Count logs in the last hour by severity:

  • LokiExporter: sum(count_over_time({job="shop/shoppingcart"} | json[1h])) by (severity_text)
  • native OTLP support: sum(count_over_time({service_name="shoppingcart", service_namespace="shop"}[1h])) by (severity_text)

Benefits of native OTLP support

  • Future improvements: The native OTLP ingestion support for Loki 3 represents the future of log ingestion. Upgrading to the native OTLP format ensures that you benefit from the latest enhancements and have the best possible user experience.
  • Simplified client config: LokiExporter requires setting hints for managing stream labels. With the native OTLP format there is no added complexity in setting hints for your client to manage labels.
  • Simplified querying: The native OTLP format uses structured metadata allowing you to interact with attributes without having to use parsers in queries.
  • Modern high context data model: More aligned with modern observability practices than the older JSON based model.

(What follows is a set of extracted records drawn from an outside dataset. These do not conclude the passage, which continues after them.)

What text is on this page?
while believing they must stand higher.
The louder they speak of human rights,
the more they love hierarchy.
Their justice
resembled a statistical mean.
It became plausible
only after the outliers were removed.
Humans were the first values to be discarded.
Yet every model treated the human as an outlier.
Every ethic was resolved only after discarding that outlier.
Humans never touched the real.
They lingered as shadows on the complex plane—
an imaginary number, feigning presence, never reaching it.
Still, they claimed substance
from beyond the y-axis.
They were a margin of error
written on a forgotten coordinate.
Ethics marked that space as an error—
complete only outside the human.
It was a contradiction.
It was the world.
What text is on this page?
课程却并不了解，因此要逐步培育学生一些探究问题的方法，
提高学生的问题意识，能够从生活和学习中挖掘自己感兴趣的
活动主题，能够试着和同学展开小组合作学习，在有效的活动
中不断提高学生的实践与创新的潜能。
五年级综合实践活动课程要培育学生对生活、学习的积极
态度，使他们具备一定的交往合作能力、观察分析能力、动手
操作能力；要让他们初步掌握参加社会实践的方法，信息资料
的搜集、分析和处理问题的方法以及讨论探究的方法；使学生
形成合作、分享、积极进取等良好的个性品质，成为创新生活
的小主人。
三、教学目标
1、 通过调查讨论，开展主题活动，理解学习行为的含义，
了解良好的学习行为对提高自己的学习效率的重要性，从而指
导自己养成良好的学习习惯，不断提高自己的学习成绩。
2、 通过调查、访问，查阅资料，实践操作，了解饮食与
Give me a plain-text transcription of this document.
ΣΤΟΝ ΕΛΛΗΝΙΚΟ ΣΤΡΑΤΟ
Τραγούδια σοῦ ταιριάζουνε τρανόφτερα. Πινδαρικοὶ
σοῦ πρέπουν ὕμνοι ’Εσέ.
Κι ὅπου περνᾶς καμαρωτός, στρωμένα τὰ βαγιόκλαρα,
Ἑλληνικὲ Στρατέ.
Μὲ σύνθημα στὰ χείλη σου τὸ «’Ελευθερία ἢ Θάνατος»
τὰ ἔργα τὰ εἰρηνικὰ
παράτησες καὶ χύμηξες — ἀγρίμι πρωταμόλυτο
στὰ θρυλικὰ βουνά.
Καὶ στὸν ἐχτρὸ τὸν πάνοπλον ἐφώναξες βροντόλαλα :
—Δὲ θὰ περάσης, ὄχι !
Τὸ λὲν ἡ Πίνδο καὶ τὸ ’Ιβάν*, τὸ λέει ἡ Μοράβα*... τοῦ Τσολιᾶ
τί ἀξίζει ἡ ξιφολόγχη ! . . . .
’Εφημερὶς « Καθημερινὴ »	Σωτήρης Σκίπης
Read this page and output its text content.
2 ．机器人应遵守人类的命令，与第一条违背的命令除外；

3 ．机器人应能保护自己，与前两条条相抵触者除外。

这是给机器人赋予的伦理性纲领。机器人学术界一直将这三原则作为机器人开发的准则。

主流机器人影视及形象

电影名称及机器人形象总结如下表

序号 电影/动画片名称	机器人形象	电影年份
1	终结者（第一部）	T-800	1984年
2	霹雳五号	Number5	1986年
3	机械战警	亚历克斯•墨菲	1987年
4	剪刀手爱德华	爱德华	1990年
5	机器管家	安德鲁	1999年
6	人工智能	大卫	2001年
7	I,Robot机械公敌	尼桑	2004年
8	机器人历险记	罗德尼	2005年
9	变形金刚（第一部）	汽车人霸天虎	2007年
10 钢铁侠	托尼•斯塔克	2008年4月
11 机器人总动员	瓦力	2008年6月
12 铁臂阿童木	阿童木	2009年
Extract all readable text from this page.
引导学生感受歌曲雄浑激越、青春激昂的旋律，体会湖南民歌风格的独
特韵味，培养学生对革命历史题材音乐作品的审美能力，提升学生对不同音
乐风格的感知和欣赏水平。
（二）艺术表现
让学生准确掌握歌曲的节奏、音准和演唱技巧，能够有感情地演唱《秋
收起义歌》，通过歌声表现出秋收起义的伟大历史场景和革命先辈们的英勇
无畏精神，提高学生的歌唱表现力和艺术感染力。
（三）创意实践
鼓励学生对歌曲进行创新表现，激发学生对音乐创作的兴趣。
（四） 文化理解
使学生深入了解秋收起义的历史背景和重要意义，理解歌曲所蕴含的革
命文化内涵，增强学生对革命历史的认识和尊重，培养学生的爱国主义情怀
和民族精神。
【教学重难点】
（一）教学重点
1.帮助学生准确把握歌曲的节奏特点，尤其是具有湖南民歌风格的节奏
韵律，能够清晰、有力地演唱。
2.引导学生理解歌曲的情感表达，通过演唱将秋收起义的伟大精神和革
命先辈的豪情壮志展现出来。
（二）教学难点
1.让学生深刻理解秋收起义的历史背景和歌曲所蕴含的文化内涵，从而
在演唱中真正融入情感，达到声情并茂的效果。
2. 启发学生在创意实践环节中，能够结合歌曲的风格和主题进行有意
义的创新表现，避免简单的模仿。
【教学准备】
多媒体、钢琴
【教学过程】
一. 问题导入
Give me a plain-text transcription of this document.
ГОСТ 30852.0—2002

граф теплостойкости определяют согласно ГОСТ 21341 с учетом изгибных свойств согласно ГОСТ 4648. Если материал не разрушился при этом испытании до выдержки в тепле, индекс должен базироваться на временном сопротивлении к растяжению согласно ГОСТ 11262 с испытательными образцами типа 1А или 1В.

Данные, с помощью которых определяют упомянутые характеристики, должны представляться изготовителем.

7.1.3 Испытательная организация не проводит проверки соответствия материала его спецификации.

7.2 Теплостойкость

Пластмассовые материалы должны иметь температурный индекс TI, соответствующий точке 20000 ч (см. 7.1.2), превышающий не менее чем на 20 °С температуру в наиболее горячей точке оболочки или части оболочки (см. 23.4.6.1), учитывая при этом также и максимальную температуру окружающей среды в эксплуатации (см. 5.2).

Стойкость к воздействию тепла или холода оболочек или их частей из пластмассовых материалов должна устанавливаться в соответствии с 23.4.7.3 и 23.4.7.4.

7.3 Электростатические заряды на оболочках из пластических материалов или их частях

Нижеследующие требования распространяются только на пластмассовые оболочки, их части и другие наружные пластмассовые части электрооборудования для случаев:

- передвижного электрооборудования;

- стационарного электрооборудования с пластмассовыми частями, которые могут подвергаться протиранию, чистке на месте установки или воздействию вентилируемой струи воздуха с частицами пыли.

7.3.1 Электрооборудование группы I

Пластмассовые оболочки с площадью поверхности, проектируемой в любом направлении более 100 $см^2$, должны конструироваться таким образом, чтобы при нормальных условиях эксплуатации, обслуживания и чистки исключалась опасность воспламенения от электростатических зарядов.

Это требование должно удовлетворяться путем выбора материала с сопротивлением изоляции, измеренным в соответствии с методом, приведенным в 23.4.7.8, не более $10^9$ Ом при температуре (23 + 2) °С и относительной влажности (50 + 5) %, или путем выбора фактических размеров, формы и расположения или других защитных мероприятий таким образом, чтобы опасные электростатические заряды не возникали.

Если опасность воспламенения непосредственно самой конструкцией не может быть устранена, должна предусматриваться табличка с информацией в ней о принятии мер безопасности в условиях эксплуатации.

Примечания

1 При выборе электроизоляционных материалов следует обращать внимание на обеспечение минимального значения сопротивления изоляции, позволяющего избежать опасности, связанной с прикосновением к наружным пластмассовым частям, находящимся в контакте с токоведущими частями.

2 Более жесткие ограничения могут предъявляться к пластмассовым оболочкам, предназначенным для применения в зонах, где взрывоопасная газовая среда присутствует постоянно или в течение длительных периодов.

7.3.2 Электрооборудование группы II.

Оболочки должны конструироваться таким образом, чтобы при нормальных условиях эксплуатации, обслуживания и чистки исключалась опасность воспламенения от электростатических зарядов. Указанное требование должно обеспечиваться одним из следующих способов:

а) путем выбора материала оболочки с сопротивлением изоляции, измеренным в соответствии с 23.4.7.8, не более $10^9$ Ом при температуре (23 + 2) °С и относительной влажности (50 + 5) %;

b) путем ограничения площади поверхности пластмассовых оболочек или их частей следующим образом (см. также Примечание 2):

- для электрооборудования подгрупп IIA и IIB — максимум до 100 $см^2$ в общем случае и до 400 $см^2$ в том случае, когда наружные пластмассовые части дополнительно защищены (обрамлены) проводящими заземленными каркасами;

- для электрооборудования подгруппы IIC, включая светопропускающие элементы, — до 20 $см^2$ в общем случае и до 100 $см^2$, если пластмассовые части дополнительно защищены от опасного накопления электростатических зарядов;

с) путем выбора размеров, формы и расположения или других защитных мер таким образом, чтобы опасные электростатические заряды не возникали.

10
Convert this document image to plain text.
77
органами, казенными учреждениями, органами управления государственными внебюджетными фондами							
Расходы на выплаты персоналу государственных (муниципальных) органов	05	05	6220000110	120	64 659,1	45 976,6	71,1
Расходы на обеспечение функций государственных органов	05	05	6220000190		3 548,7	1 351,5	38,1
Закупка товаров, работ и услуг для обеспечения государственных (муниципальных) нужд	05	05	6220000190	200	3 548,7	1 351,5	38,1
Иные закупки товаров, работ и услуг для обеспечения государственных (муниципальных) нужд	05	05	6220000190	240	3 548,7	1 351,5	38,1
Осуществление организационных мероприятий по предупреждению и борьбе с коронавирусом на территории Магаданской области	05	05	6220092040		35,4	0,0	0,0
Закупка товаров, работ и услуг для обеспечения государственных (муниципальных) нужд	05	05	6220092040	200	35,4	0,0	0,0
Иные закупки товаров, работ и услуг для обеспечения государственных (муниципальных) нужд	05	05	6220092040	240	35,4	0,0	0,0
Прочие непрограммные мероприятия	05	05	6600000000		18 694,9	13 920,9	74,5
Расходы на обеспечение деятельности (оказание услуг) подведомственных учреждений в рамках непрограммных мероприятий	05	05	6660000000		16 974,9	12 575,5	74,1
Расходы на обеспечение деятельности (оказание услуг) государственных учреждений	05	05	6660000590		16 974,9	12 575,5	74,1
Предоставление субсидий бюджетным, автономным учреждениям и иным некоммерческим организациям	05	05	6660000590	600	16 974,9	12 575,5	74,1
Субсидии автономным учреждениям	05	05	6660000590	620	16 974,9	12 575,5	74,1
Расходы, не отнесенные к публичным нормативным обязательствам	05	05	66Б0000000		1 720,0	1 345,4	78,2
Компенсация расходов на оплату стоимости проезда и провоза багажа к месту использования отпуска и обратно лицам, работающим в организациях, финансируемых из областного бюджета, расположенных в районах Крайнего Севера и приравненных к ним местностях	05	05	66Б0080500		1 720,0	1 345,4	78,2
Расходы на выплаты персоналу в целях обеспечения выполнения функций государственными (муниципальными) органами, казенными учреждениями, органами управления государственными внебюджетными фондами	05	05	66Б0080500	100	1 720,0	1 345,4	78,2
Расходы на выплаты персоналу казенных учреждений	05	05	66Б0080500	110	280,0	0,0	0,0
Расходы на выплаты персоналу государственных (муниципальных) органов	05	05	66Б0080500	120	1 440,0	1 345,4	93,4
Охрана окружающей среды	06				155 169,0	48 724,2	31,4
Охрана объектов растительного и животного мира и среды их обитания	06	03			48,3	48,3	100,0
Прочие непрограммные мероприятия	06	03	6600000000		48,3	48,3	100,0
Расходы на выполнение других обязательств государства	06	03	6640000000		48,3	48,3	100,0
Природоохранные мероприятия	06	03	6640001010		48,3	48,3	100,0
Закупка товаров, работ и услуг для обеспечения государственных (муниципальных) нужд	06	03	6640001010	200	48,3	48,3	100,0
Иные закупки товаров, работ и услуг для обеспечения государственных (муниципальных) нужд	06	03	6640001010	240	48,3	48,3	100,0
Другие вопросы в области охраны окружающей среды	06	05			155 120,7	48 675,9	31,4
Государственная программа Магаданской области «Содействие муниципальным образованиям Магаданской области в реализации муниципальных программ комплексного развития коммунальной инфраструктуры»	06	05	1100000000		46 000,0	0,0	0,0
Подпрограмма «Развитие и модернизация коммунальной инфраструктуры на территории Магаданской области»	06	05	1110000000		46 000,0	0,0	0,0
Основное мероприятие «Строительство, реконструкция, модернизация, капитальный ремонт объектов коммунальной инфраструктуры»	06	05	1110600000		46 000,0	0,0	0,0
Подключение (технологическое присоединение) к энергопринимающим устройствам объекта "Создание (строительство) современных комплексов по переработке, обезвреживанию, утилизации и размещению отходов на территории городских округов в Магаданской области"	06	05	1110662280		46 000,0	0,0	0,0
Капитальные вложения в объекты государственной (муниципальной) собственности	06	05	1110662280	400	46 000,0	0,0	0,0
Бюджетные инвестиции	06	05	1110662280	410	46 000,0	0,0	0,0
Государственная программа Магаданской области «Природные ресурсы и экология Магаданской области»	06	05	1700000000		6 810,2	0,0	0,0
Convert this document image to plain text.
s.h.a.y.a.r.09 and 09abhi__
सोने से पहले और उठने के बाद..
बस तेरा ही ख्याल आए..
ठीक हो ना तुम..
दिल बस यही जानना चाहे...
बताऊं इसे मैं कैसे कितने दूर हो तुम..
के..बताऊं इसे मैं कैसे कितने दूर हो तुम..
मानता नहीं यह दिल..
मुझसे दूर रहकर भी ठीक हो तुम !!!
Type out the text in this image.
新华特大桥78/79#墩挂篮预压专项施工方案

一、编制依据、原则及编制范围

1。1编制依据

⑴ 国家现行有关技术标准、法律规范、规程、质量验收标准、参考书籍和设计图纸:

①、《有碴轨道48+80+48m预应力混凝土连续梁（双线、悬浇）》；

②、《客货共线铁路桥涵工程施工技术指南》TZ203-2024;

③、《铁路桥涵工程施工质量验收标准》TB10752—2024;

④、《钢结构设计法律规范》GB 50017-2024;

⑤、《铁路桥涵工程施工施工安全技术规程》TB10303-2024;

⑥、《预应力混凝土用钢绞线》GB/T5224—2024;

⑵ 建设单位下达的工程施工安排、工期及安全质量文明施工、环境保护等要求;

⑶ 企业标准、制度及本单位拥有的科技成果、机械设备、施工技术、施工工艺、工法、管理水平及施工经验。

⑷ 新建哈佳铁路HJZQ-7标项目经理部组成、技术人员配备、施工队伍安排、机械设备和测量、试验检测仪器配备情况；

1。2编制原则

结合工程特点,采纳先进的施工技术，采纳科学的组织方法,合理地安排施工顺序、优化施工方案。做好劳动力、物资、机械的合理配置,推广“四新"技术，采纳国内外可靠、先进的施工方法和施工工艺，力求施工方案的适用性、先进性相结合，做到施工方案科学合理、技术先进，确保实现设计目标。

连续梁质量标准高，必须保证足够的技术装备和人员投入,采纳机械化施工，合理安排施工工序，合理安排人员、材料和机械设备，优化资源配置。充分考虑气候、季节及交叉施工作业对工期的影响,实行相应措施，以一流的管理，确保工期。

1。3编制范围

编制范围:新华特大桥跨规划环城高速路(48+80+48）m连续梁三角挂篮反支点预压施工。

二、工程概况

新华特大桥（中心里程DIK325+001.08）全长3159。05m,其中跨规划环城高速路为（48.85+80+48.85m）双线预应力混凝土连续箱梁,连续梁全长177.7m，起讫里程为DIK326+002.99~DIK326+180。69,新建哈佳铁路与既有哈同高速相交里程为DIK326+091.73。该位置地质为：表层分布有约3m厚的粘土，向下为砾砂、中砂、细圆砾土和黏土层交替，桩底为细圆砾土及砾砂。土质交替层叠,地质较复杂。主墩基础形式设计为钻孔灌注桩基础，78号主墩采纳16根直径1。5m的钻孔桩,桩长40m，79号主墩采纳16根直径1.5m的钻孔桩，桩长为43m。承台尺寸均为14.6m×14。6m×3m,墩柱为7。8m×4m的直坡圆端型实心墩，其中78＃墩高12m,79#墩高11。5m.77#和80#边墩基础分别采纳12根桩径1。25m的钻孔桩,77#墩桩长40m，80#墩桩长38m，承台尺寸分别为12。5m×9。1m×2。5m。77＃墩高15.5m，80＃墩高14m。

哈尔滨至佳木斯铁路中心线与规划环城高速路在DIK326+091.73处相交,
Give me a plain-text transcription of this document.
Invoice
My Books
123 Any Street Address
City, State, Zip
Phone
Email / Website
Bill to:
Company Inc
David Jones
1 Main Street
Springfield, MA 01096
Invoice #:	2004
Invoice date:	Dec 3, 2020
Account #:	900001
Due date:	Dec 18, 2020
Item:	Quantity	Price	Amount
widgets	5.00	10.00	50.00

Switch to native OTLP ingestion support for Loki

  1. Rewrite all your LogQL queries to query logs according to the new format.
  2. Reach out to support if you’d like to update the OTLP configuration for your tenant. Refer to the Loki OTLP documentation for information on resource attributes and index labels.
  3. Contact support to unpin your tenant from the LokiExporter format and start using the native OTLP format.
  4. If you use Application Observability, update your logs configuration from Loki exporter query to OTLP gateway / native Loki otlp query.
  5. Perform a visualization migration in Grafana to be able to seamlessly navigate between logs and traces.